Piglia aimait constuire des personnages, comme il aimait le dire, « avec un niveau d’expérience plus élevé que la moyenne », des personnages peu conventionnels. C’est pourquoi, encore une fois, il a toujours aimé les criminels, mais aussi les artistes et les fous ; les obsessionnels et les dérangés. Mais des criminels, des artistes ou des fous, pour autant qu’ils soient, pour autant qu’ils vivent une vie hors du commun. Des criminels qui commettent des crimes pour avoir une vie intéressante. Des artistes extrêmes, des ratés. Des folies poétiques. C’est pourquoi, chaque fois qu’il le pouvait, il disait du mal de la psychanalyse, car il abhorrait la névrose, en tant que vie normale, répétée, médiocre, bourgeoise. Et comme Deleuze ou Foucault, d’une certaine manière et même paradoxalement, il reprochait à la psychanalyse d’accueillir sur son divan des sujets à l’aise avec leurs névroses. De les encourager, pour ainsi dire. Au lieu de cela, il écrit : « La prison est le centre psychique de la société ».

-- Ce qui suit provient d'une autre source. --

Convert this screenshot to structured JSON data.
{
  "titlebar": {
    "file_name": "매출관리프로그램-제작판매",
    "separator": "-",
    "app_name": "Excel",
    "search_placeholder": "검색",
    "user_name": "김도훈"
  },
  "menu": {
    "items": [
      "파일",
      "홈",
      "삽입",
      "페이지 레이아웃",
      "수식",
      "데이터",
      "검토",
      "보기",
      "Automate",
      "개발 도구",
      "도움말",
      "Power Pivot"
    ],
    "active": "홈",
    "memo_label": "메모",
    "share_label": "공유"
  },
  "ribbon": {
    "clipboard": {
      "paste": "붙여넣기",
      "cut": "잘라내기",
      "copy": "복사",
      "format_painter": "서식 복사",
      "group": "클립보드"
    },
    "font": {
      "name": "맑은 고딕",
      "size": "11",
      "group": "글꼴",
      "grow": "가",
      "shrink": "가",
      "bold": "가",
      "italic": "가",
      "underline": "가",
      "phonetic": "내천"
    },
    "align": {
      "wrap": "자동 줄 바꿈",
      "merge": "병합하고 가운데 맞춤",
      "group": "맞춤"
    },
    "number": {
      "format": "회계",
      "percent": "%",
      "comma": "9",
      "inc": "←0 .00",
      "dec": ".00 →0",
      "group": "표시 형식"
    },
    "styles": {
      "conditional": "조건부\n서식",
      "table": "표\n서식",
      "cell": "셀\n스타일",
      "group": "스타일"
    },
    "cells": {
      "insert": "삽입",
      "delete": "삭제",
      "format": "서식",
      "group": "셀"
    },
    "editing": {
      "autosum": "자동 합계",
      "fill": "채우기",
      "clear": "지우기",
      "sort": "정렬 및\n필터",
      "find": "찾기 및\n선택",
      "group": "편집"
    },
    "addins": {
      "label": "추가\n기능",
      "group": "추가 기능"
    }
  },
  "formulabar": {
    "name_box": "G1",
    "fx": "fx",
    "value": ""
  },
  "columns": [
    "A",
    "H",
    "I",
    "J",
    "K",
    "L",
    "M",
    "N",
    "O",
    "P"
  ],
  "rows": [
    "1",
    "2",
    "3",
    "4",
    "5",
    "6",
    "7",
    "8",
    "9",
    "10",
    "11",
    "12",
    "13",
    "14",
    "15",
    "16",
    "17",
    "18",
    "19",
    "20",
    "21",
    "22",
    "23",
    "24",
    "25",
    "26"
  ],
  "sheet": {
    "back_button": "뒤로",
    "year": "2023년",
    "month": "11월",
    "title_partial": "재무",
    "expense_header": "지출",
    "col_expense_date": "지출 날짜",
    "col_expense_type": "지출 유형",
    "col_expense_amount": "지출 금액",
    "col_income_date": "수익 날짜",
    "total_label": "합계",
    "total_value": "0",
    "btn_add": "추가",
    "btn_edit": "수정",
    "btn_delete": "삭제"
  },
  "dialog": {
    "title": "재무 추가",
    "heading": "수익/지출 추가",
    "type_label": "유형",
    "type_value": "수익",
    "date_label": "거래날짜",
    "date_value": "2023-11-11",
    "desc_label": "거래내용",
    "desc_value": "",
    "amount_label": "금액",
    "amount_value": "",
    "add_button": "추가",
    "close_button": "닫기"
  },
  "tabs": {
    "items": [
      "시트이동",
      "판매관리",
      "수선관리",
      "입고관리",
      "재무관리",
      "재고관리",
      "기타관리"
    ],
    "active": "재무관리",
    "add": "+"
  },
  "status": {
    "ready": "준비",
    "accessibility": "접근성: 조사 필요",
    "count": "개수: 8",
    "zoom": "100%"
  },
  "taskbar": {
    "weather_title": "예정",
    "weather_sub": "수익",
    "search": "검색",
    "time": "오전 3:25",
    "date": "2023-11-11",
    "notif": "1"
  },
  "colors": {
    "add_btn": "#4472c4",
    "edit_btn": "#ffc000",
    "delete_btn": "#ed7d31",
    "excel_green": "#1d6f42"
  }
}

Enfin, la relation avec l’histoire. Pour Piglia, le roman est un genre nécessairement historique. Et toute fiction est en phase avec son époque, parle de son époque, pour construire à la fois un passé et un futur. C’est pourquoi la confrontation avec César Aira n’est pas une coïncidence. Aira est l’emblème du roman post-moderne de la haute culture, qui propose une littérature très proche de l’esprit de l’art contemporain, liée à la tradition de l’avant-garde du début du vingtième siècle ; une poétique qui, précisément, a essayé de balayer et d’effacer l’histoire, d’en faire table rase comme Marinetti, Breton, mais aussi Picasso, Le Corbusieur, etc. Quelque chose de dangereux et d’improbable à la fois en tant que programme politique, et qui, dans le domaine esthétique, a toujours donné lieu, dans ses meilleurs moments, à des manifestes ingénieux et à une littérature expérimentale, au « geste expérimental », pourrions-nous dire. Mais l’histoire – la mémoire et l’expérience du temps personnel et collectif – est l’une des conditions qui définissent « l’humain », de sorte qu’elle ne peut être mise en danger que si l’humain lui-même est en danger. Piglia trouve dans la fiction un moyen d’exposer ces « forces fictives » évoquées par Paul Valéry. La fiction est toujours le négatif de la réalité. Ou l’autre dimension. Cette tension et ce travail entre l’imagination et l’histoire est ce que Piglia a toujours considéré comme le territoire souverain des écrivains. Mais aussi ce que la littérature peut apporter, disons, à la culture, et donc à la société. Toute fiction énonce les fantômes du présent, pourrait-on dire, à sa manière.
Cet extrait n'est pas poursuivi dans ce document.